- Born: New York City, U.S.
- Occupation(s): Media executive, film producer

= Charlie Corwin =

American media executive

Charlie Corwin is an American media executive and a film and television producer. He is CEO of SK Global, an independent content studio. In 2022, Centricus, the London-based private equity bank, acquired a majority stake in SK Global.

Formerly, Corwin was the CEO of Imagine Entertainment and Co-Chairman and CEO of Endemol Shine Americas. His productions have been nominated for Oscars, Emmys, Golden Globes, and Spirit Awards. Among them are, “The Squid and the Whale,” “Half Nelson,” “A Guide to Recognizing Your Saints,” “August,” “Twelve” and “Sunlight Jr.”

== Early life and education ==
Charlie Corwin was born and raised in New York City. He is a graduate of Horace Mann School, The University of Wisconsin, and New York University School of Law.

==Career==
Corwin is CEO of SK Global, a content studio based in Los Angeles. They were selected as one of Fast Company’s “Top 10 Most Innovative Companies of 2020” in the film and TV sector and has a long history of working collaboratively with leading filmmakers and top-tier talent. SK Global has financed and produced more than 100 feature films and television – including the Golden Globe nominated “Crazy Rich Asians”, International Emmy winning Indian series “Delhi Crime”, Oscar nominated “Hell or High Water”, and ”The Wailing” among many others. Recently, SK Global released “Thai Cave Rescue”, its new series with Netflix in Thailand.

In 2022, SK Global acquired Critical Content, the largely unscripted producer behind “Catfish” (MTV), the Daytime Emmy nominated “Get Organized with the Home Edit” (Netflix), and the Kevin Hart-fronted “Celebrity Game Face”.

In 2018, Corwin joined the advisory board of Uproxx, a digital media company owned by WarnerMedia.

In 2016, Corwin became the CEO of Imagine Entertainment, the Oscar winning production company co-founded by Ron Howard and Brian Grazer. Corwin joined the company along with a majority acquisition by Raine Group to spearhead a growth strategy of expanding Imagine into a global independent studio. While there he completed two separate capital investments from Chinese companies, and seeded the M&A strategy to broaden Imagines’ capability to create a wider variety of content genres.

In 2012, Corwin became Co-Chairman and CEO of Endemol Shine North America, the parent company of Original Media and a global independent content studio, producer and distributor with a diverse portfolio of companies behind some of the most prominent hit television formats and series in the world.
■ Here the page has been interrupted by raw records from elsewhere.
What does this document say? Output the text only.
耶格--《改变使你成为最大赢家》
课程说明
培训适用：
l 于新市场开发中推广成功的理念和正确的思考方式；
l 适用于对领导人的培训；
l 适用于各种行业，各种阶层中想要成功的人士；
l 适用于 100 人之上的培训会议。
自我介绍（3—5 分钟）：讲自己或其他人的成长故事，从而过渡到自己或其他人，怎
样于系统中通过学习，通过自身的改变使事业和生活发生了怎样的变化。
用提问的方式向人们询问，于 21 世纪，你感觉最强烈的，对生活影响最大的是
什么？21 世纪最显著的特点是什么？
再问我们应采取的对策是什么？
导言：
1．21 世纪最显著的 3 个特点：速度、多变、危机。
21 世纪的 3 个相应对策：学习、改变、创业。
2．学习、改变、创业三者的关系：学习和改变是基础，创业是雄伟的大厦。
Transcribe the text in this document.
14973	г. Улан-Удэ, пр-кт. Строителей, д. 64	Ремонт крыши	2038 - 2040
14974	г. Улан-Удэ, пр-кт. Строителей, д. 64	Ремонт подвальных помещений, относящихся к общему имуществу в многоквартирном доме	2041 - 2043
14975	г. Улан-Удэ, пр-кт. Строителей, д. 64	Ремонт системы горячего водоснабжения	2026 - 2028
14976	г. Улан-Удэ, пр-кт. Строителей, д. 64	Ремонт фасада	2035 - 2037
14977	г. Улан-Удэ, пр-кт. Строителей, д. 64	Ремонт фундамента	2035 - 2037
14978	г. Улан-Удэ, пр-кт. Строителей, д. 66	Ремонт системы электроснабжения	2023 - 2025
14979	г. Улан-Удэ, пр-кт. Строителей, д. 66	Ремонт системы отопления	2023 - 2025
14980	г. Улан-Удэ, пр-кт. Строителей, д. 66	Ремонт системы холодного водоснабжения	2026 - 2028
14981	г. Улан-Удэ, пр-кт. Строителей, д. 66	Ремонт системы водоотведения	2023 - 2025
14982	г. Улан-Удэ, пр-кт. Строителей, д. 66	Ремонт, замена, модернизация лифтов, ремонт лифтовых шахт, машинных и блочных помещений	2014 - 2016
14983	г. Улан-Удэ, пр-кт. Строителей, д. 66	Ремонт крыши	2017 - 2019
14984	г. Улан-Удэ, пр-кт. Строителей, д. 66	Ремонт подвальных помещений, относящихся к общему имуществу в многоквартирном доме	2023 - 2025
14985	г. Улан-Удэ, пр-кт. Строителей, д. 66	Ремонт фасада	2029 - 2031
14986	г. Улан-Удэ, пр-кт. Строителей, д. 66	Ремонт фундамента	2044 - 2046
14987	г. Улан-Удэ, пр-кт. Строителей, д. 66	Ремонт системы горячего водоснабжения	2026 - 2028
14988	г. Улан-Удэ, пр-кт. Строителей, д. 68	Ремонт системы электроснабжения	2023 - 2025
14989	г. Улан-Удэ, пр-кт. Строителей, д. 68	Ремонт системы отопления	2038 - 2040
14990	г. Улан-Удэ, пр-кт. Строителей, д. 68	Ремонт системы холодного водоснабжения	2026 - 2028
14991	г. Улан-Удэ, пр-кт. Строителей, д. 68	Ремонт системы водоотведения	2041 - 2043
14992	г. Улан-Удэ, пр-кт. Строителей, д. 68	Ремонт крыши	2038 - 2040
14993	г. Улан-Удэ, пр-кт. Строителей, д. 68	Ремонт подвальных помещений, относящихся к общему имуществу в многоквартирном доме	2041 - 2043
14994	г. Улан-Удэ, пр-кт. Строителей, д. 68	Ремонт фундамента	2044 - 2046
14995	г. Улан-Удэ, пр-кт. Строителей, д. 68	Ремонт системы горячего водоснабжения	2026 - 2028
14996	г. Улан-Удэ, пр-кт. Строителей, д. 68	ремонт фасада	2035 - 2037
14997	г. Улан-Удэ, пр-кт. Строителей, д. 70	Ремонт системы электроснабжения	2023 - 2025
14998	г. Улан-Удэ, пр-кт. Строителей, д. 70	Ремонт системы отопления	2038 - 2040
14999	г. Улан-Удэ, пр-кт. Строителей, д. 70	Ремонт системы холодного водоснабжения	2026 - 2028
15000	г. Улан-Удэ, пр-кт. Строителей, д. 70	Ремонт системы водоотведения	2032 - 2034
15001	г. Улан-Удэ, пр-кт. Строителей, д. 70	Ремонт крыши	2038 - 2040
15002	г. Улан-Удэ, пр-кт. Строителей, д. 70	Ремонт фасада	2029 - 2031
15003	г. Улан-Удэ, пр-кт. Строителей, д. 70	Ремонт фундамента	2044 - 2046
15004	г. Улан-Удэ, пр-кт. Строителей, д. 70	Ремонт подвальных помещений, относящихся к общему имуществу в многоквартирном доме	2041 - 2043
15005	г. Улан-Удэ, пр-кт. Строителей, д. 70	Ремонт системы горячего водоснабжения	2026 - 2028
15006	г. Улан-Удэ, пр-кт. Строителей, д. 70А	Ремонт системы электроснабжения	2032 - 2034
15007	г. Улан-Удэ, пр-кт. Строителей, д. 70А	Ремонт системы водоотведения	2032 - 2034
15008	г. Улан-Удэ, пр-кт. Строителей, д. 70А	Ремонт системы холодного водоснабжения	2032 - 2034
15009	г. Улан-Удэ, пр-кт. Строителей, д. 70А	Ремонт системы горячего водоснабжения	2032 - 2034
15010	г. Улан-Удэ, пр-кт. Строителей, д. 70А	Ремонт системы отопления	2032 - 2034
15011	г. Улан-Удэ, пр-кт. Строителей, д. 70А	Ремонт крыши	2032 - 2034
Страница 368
Corwin oversaw all programming, including hits such as “Big Brother” (CBS) and “MasterChef” (FOX) and scripted series from its Endemol Shine Studios, producers of “Hell on Wheels” (AMC) and “Kingdom” (Netflix).

In 2002, Corwin co-founded and led Original Media as its CEO until Endemol acquired a majority stake in 2007, where he remained CEO and continued to grow the business. There, Corwin was an award-winning film and TV producer, and acclaimed for his box office successes. Corwin is widely considered an innovator for his creation of subculture specific docu-series such as “Miami Ink” (TLC) and its popular spinoffs, “LA Ink” and “NY Ink”, as well as the breakout successes “Swamp People” (History) and “Storm Chasers” (Discovery). He also co-created “Comic Book Men" (AMC) with Kevin Smith and "The Rachel Zoe Project” (Bravo). In 2009, he co-created the scripted drama “The Philanthropist” for NBC with Tom Fontana and Jim Juvonen.

Corwin began his career as an entrepreneur in 1999 at the Internet start-up Live Music Channel, a pioneer in video streaming and a leading provider of live concert performances for television and the internet. He was Co-Founder and President.